American Whiskey Bar
by Michael Turner
If you are from Canada, you will no doubt be aware of a number of regional generalizations concerning the behaviour of inhabitants of the country's three largest cities. You will also, no doubt, perhaps indignantly, perhaps vehemently, be aware of exceptions to these general rules. In order to refrain from contributing to the petty-minded regionalism that is tearing this country apart, let me say right now that I, too, am aware of the exceptions. But that doesn't reduce my pleasure in generalizing one whit.
For example, people from Toronto like to sit in cafes and talk loudly about themselves, often on cell phones, using words like "poststructuralist" and "Foucault", whether or not they know what they mean. People in Montreal have sex four times a day and kept wearing those plushy velvet jester hats long after everybody else in the world realized how dumb they looked and, blushing, buried them in the backs of their closets. And people from Vancouver have two choices: they can either wear Goretex and go mountain biking and get all faux-rasta/native/deadhead and grow long blonde dreads and keep saying "irie", or they can dress up in lounge gear and spend all day sipping expensive cocktails and name-dropping.
I'm not just bringing this up because of an overweening desire to pick at national scabs, although that's part of it. I'm also mentioning it because I just finished reading "American Whiskey Bar", and I swear to God that Michael Turner is one of those Vancouverites who likes to wear bowling shirts and talk about celebrities as though he didn't give a shit, even though deep down he really, really does.
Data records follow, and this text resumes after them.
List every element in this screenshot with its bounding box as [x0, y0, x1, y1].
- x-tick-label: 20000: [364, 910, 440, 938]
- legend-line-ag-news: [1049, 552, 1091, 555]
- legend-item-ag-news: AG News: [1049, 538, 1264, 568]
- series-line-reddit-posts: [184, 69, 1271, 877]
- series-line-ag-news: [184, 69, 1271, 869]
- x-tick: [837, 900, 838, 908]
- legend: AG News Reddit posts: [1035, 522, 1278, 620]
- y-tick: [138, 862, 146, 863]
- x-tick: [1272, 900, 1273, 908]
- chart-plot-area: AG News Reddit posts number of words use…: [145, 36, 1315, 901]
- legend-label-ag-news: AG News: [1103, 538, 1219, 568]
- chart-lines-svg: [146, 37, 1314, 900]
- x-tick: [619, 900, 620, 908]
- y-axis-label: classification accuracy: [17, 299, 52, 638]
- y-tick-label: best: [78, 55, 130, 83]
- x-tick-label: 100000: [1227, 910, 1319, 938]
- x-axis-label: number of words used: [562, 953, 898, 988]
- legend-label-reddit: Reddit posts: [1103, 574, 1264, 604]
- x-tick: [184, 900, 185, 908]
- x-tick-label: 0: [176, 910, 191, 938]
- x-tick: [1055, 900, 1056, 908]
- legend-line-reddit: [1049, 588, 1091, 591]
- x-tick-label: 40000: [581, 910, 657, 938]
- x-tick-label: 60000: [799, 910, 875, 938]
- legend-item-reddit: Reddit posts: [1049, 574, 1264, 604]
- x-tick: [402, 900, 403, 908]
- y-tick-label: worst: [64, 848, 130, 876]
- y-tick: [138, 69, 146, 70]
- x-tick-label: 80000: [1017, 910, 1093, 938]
It's not that the book is all bad. In fact, it's tricky, because the way it's set up is really cool: it's a movie script, with a foreword by Turner about why the script is so bad, and then an introduction by the woman who supposedly directed the movie that was made from the script, and then an afterword by a film critic who has purportedly seen the movie. All these parts add up to a gripping tale of intrigue in the Eastern European porn industry, and Turner gets full points for that. But the really tricky part is the actual movie script, which takes up 140 pages of a 182-page book, and which really actually is very terrible. Which is very clever, because the other 42 pages are all about why it's so terrible and so forth, but there are parts of the script that are clearly bad on purpose and other parts that seem like they might be bad by accident, and so instead of shaking my head in admiration I am compelled to throw up my hands in dismay. Here is an example of a bit of dialogue that I think might represent a failure of imagination on the part of the author:
Q:
(smiling)
...the kind of films my partner and I make aren't
mainstream films. They just don't have the same narrative
structures as mainstream films. Besides, we make the
films we write.
(C leans forward, resting his elbows on the table, a small grin creeping up the side of his face)
C:
So you guys are more the Stan Brakhage-type....
...
Q:
(pleasantly surprised)
Hey, there you go. Stan Brakhage. Now there's a sexy
filmmaker.
C:
I met him once a few years ago, at a screening in Toronto.
P:
Cool.
C:
Yeah, it was cool. Does Brakhage inform your work?
Q
Well...yeah. He has a certain, um, lyric quality that
we admire. Him and people like - you know - Carolee Schneemann,
Derek Jarman...
(C nods knowingly)
Okay, can you imagine anyone who's not from Vancouver
even thinking those lines? No! Which is why it doesn't
work, even as a satire (all the characters are supposed to
be Americans, by the way) (but they're so patently West-Coast
Canadians) (which might be the point) (but I really don't
think so). So, even though this book is very poststructuralist,
from a Foucaultian perspective I cannot endorse it.